Consider $R^3$ as a subset of the empty set.

Determining whether the empty set is open, closed, both open and closed, or neither open nor closed is the goal. Consider the following assertion (1): Take a look at the subset A of $R^3$ .

If there is an open disc D such that $(x,y,z)\in D\subseteq A$, then the subset A of $R^3$ is open for all $(x,y,z)\in R^3$.

Because the empty set does not include any elements, the empty set as a subset of is open, according to assertion (1). Take a look at the second statement: Consider the subset A of $R^3$.

Then the subset A of $R^3$ is closed if the compliment $A^c$ is open. The compliment set of an empty set $\varphi$ , as a subset of $R^3$ , is defined as ${\varphi }^c=\left\{\right(x,y,z)\in R^3|(x,y,z)\notin \varphi \}$ 

 As a result of assertion (1), the empty set's subset, $\varphi$, is open. As a result of assertion (2), the empty set as a subset of $R^3$ is closed. As a result, the empty set as a subset of $R^3$ is both open and closed.
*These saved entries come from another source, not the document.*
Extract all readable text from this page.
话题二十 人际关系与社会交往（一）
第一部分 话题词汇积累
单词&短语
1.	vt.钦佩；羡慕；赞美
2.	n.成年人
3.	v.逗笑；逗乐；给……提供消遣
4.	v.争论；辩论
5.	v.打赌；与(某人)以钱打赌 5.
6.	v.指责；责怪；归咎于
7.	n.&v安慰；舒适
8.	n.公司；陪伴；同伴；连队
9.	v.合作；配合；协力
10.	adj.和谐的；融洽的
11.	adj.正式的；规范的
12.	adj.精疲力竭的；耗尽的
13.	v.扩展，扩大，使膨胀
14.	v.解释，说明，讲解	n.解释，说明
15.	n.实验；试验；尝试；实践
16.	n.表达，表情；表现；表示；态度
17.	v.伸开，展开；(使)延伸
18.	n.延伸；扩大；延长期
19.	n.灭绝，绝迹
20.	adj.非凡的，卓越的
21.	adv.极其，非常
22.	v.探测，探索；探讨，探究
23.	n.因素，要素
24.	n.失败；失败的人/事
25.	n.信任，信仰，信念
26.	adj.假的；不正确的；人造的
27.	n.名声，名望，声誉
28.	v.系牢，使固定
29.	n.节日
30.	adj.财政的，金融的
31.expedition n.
The goal is to figure out what the set's complement is.

The compliment of the empty set $\varphi$ as a subset of $R^3$ is ${\varphi }^c=R^3$

So, the compliment of the empty set $\varphi$ as a subset of $R^3$ is ${\varphi }^c=R^3$.
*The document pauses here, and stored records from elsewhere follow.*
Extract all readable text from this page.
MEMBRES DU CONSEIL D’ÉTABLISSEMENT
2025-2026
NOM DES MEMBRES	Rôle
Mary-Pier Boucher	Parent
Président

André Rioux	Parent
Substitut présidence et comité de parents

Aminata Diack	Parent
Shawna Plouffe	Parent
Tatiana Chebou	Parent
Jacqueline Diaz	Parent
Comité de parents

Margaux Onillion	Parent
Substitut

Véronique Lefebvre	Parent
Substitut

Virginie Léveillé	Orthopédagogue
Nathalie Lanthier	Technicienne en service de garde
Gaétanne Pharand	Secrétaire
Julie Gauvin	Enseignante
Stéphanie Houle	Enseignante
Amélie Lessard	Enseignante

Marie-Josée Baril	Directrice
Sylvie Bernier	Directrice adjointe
The goal is to determine the empty set's border. Consider the following: (3) Consider $R^3$'s subset A. The point $(x,y,z)$ is thus said to be a boundary point A, if the open ball in $R^3$ contacting $(x,y,z)$ intersects both $A and A^c$.

As a result of assertion , the border of the empty set $\varphi$ is $\varphi$.